Equity World Surabaya – Produksi minyak Venezuela telah meningkat menjadi mendekati 1,9 juta barel per hari (bpd) setelah mencapai titik terendah dalam sejarah tahun lalu, menurut Manuel Quevedo, menteri minyak dan kepala perusahaan minyak negara PDVSA [PDVSA.UL], yang bersumpah 2018 akan melihat output naik menjadi lebih dari 2,4 juta bpd.

Negara OPEC menghadapi krisis ekonomi, dengan jutaan kekurangan pangan dan obat-obatan terlarang. Venezuela mengandalkan minyak untuk sekitar 95 persen dari pendapatan ekspor meskipun output telah turun secara signifikan dalam beberapa tahun terakhir.

 

Equity World Surabaya : Produksi Minyak Venezuela Meningkat

“Tahun 2018 akan menjadi salah satu pemulihan, setelah menyentuh titik terendah dalam sejarah. Kami sekarang mendekati 1,9 juta barel minyak per hari, berkat para pekerja,” kata Quevedo, seorang jenderal militer, yang berbicara dalam sebuah wawancara televisi.

Dia memberikan beberapa rincian, berpegang pada tujuan umum seperti memberantas korupsi dan menempatkan kekuasaan di tangan pekerja sebagai sarana untuk menghidupkan kembali industri minyak Venezuela.

Venezuela mengatakan kepada OPEC bahwa pihaknya menghasilkan 1.834 juta bph pada November, angka terendah sepanjang tahun ini.
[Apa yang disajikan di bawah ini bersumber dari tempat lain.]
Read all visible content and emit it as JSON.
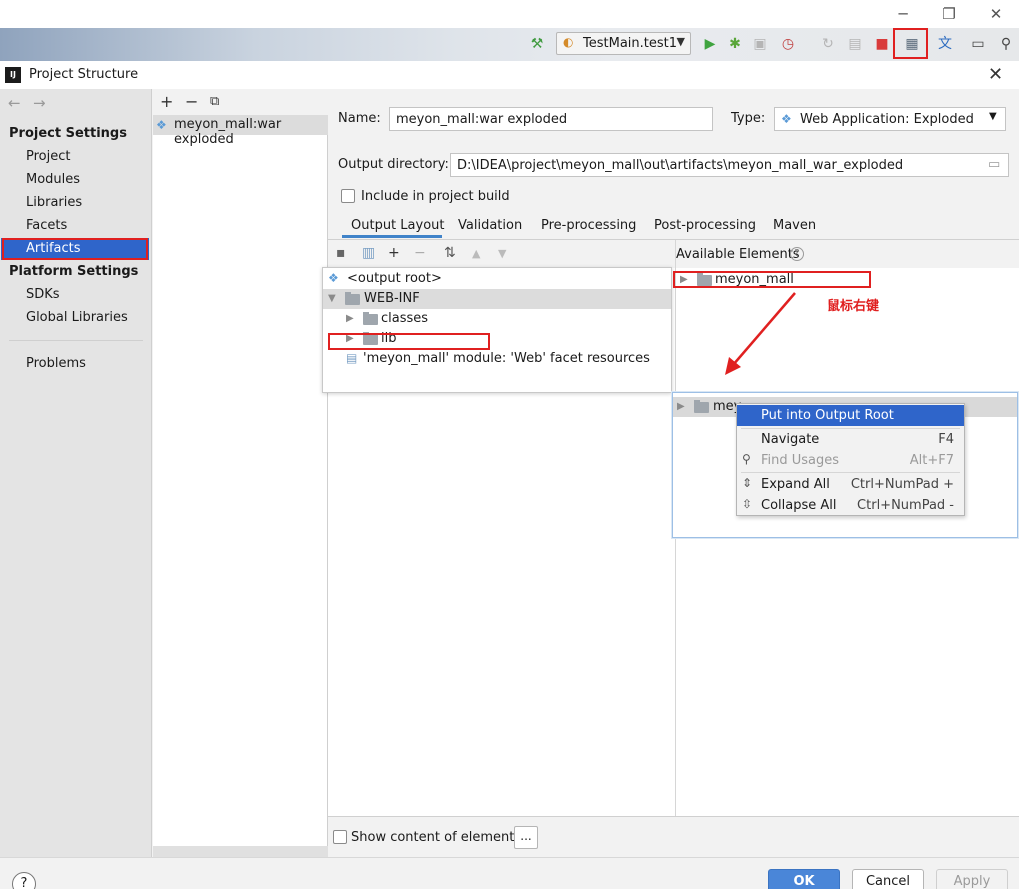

Quevedo menyiratkan bahwa angka bulan Desember, yang akan diterbitkan oleh OPEC pada hari Kamis, akan lebih tinggi.

Analis, bagaimanapun, mengharapkan penurunan tajam dalam output berlanjut, mengingat krisis ekonomi negara tersebut.

Quevedo menyalahkan sanksi A.S. dan korupsi atas masalah tersebut, menggemakan Presiden Nicolas Maduro yang mengatakan bahwa Venezuela menderita “perang ekonomi” yang dilakukan oleh Washington.

Kritikus menyalahkan sektor minyak yang remuk, kontrol mata uang dan harga yang ketat dan gagal dan pemerintah otoriter menggandakan satu setengah dasawarsa kebijakan yang tidak benar.